La situazione alla Maraldi è ancora peggiore. La crisi non si può evitare, la proprietà parla di investitori fantasma e le burocrazie sindacali le reggono il gioco. Ma la chiusura si delinea chiara all’orizzonte.

A differenza di altre realtà, esaurite le commesse, i lavoratori forse riusciranno a vedere gli stipendi arretrati, sempre che non superino i tre mesi, dopo i quali non sono più coperti dal Fondo di Garanzia.

Cosa devono fare quindi i lavoratori Maraldi? Devono fare una scelta. Da una parte hanno la certezza della chiusura e quindi della disoccupazione, e forse di qualche spicciolo che gli è dovuto.

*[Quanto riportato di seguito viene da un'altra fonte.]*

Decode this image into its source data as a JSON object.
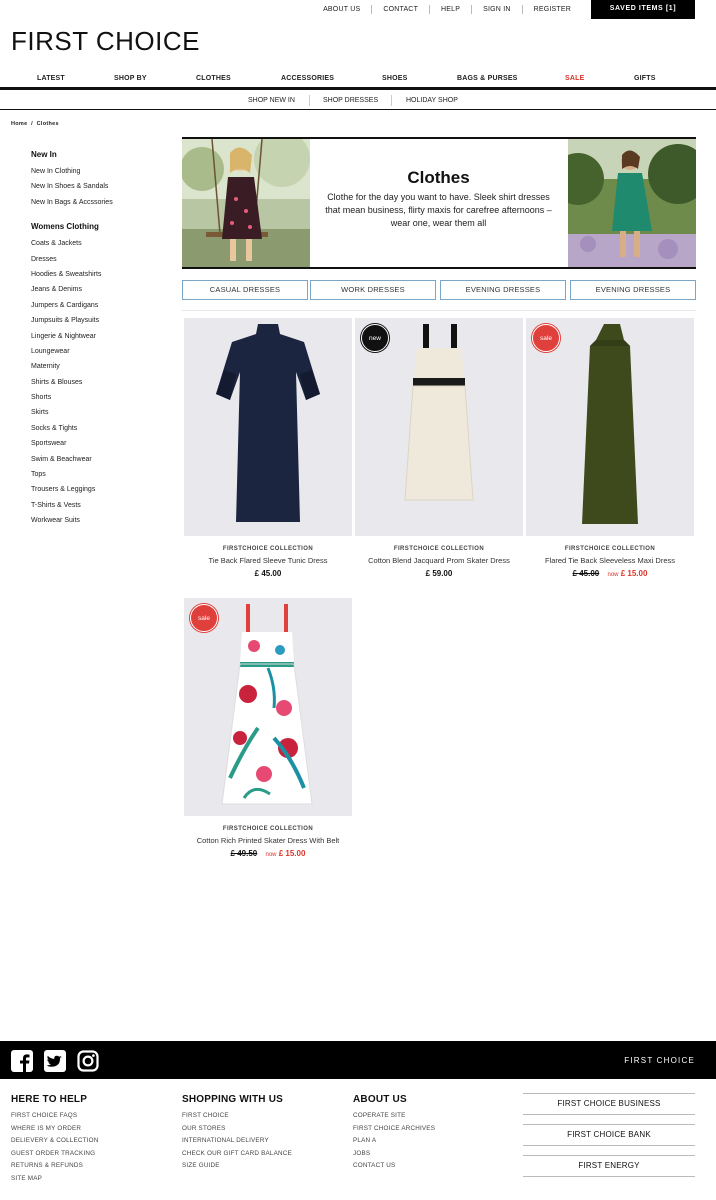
{
  "header": {
    "util_links": [
      "ABOUT US",
      "CONTACT",
      "HELP",
      "SIGN IN",
      "REGISTER"
    ],
    "saved_items": "SAVED ITEMS [1]",
    "logo": "FIRST CHOICE"
  },
  "nav": {
    "main": [
      "LATEST",
      "SHOP BY",
      "CLOTHES",
      "ACCESSORIES",
      "SHOES",
      "BAGS & PURSES",
      "SALE",
      "GIFTS"
    ],
    "sub": [
      "SHOP NEW IN",
      "SHOP DRESSES",
      "HOLIDAY SHOP"
    ],
    "sale_color": "#d9352a"
  },
  "breadcrumb": {
    "home": "Home",
    "sep": "/",
    "current": "Clothes"
  },
  "sidebar": {
    "new_heading": "New In",
    "new_items": [
      "New In Clothing",
      "New In Shoes & Sandals",
      "New In Bags & Accssories"
    ],
    "womens_heading": "Womens Clothing",
    "womens_items": [
      "Coats & Jackets",
      "Dresses",
      "Hoodies & Sweatshirts",
      "Jeans & Denims",
      "Jumpers & Cardigans",
      "Jumpsuits & Playsuits",
      "Lingerie & Nightwear",
      "Loungewear",
      "Maternity",
      "Shirts & Blouses",
      "Shorts",
      "Skirts",
      "Socks & Tights",
      "Sportswear",
      "Swim & Beachwear",
      "Tops",
      "Trousers & Leggings",
      "T-Shirts & Vests",
      "Workwear Suits"
    ]
  },
  "banner": {
    "title": "Clothes",
    "description": "Clothe for the day you want to have. Sleek shirt dresses that mean business, flirty maxis for carefree afternoons – wear one, wear them all"
  },
  "categories": [
    "CASUAL DRESSES",
    "WORK DRESSES",
    "EVENING DRESSES",
    "EVENING DRESSES"
  ],
  "products": [
    {
      "brand": "FIRSTCHOICE COLLECTION",
      "name": "Tie Back Flared Sleeve Tunic Dress",
      "price": "£ 45.00",
      "badge": "",
      "was": "",
      "now_label": "",
      "now": "",
      "dress_color": "#1c2540"
    },
    {
      "brand": "FIRSTCHOICE COLLECTION",
      "name": "Cotton Blend Jacquard Prom Skater Dress",
      "price": "£ 59.00",
      "badge": "new",
      "was": "",
      "now_label": "",
      "now": "",
      "dress_color": "#efe9dc"
    },
    {
      "brand": "FIRSTCHOICE COLLECTION",
      "name": "Flared Tie Back Sleeveless Maxi Dress",
      "price": "",
      "badge": "sale",
      "was": "£ 45.00",
      "now_label": "now",
      "now": "£ 15.00",
      "dress_color": "#3f4a1c"
    },
    {
      "brand": "FIRSTCHOICE COLLECTION",
      "name": "Cotton Rich Printed Skater Dress With Belt",
      "price": "",
      "badge": "sale",
      "was": "£ 49.50",
      "now_label": "now",
      "now": "£ 15.00",
      "dress_color": "#ffffff"
    }
  ],
  "footer": {
    "brand": "FIRST  CHOICE",
    "social_icons": [
      "facebook-icon",
      "twitter-icon",
      "instagram-icon"
    ],
    "col1": {
      "heading": "HERE TO HELP",
      "links": [
        "FIRST CHOICE FAQS",
        "WHERE IS MY ORDER",
        "DELIEVERY & COLLECTION",
        "GUEST ORDER TRACKING",
        "RETURNS & REFUNDS",
        "SITE MAP"
      ]
    },
    "col2": {
      "heading": "SHOPPING WITH US",
      "links": [
        "FIRST CHOICE",
        "OUR STORES",
        "INTERNATIONAL DELIVERY",
        "CHECK OUR GIFT CARD BALANCE",
        "SIZE GUIDE"
      ]
    },
    "col3": {
      "heading": "ABOUT US",
      "links": [
        "COPERATE SITE",
        "FIRST CHOICE ARCHIVES",
        "PLAN A",
        "JOBS",
        "CONTACT US"
      ]
    },
    "buttons": [
      "FIRST CHOICE BUSINESS",
      "FIRST CHOICE BANK",
      "FIRST ENERGY"
    ]
  }
}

Dall’altra hanno la possibilità di fare ancora leva sul potere contrattuale che è rimasto loro in questa vertenza.

Occupare in primo luogo, non lasciare uscire le macchine. Oppure cominciare a non lasciare uscire il lavoro ultimato, così necessario all’azienda per completare le commesse, così come è assolutamente necessario bloccare la trasferta in assenza di soluzioni concrete della vertenza.

In questo braccio di ferro occorre sfruttare a pieno la forza che si ha disposizione. Solo se la proprietà ha paura di perdere soldi sarà incline a concedere qualcosa.

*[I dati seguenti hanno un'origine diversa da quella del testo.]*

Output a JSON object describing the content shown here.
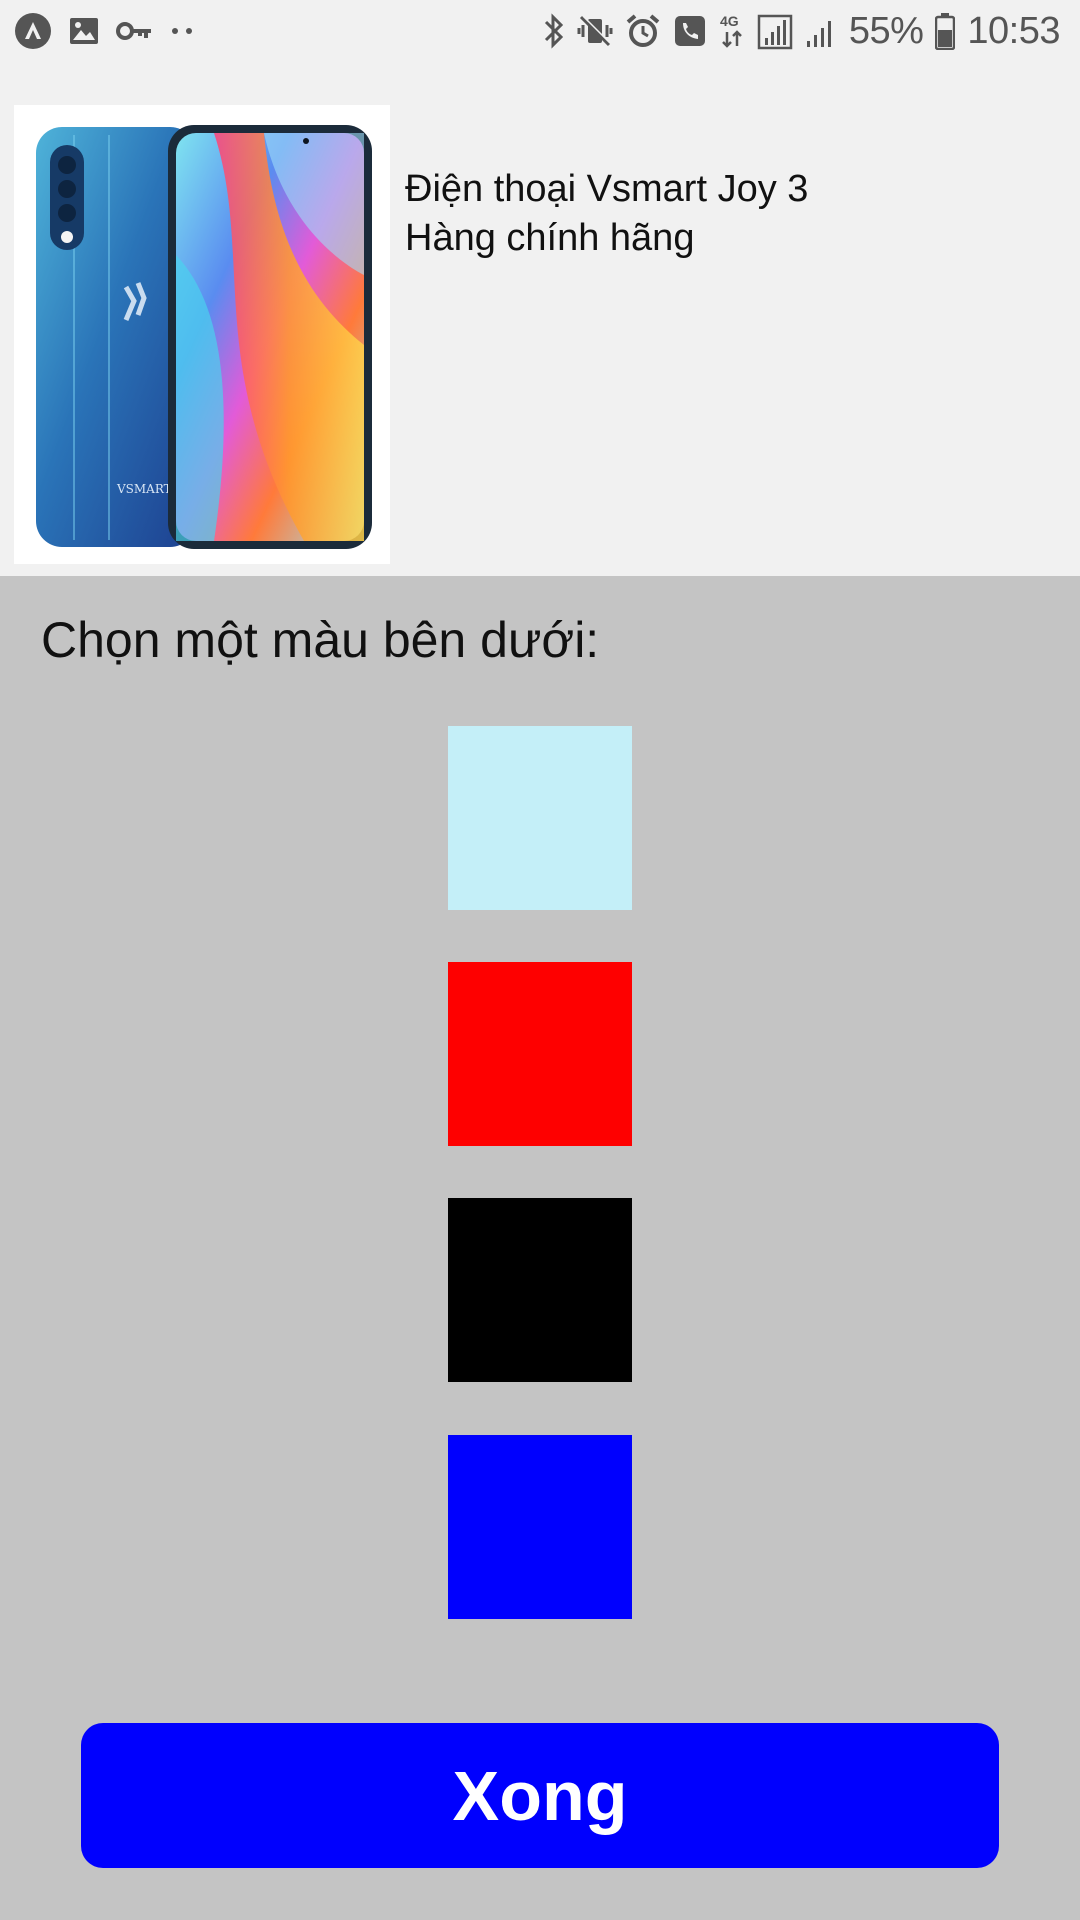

Quando le commesse saranno finite, quando smantelleranno le macchine (e ci vuole meno tempo di ciò che si crede), sarà troppo tardi per riavviare la produzione e sperare di avere ancora un lavoro. Il potere dei lavoratori sarà ridotto a zero e saranno numeri da buttare in mezzo a una strada, come tristemente insegnano le altre vertenze.

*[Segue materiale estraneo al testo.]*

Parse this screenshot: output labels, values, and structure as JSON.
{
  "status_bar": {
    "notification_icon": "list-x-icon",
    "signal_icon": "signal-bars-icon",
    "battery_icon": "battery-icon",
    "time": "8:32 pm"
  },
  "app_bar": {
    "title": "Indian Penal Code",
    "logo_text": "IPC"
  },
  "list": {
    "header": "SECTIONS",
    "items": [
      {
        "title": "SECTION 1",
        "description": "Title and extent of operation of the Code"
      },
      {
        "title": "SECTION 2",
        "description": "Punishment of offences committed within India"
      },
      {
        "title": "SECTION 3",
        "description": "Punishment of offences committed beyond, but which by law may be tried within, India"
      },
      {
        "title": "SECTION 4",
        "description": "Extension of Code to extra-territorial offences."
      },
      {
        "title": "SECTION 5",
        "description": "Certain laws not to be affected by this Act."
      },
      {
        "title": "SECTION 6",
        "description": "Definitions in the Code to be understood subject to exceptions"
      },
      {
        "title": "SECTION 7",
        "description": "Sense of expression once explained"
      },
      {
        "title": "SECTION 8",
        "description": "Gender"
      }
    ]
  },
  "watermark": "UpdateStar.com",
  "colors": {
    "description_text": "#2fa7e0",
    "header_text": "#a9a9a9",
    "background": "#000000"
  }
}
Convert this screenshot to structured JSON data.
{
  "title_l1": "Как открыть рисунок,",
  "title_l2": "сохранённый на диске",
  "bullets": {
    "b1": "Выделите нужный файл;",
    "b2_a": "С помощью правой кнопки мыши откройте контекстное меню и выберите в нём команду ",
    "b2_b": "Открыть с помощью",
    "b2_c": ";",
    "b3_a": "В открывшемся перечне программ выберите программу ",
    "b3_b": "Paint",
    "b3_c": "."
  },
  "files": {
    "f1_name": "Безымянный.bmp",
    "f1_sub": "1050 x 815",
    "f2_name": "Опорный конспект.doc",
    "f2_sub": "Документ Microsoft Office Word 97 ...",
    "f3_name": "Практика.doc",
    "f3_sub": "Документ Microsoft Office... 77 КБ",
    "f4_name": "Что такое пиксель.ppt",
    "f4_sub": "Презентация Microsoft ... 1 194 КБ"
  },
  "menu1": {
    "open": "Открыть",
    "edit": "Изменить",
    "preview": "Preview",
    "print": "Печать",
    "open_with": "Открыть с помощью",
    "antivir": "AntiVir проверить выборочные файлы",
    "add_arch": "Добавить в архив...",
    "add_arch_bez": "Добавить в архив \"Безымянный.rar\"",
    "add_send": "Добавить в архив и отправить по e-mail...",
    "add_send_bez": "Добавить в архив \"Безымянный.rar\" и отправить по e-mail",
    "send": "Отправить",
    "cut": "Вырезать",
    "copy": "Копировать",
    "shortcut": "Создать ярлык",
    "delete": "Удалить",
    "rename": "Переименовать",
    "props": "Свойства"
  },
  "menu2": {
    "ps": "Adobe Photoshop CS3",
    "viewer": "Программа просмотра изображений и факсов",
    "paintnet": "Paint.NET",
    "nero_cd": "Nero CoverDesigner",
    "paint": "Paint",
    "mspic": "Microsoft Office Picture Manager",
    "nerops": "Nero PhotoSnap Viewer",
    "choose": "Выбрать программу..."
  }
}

Solo con una lotta unitaria e decisa si può ottenere il massimo possibile: di sicuro ottenere una buona uscita molto più alta di quella che la proprietà è disposta a sborsare e, nella migliore delle ipotesi, il salvataggio dell’azienda e di tutti i posti di lavoro.

PER UN’AUTO-ORGANIZZAZIONE DI UN COMITATO UNITARIO DI LOTTA

BLOCCARE LA PRODUZIONE, LE TRASFERTE E IL LAVORO IN USCITA!

OCCUPARE LA FABBRICA!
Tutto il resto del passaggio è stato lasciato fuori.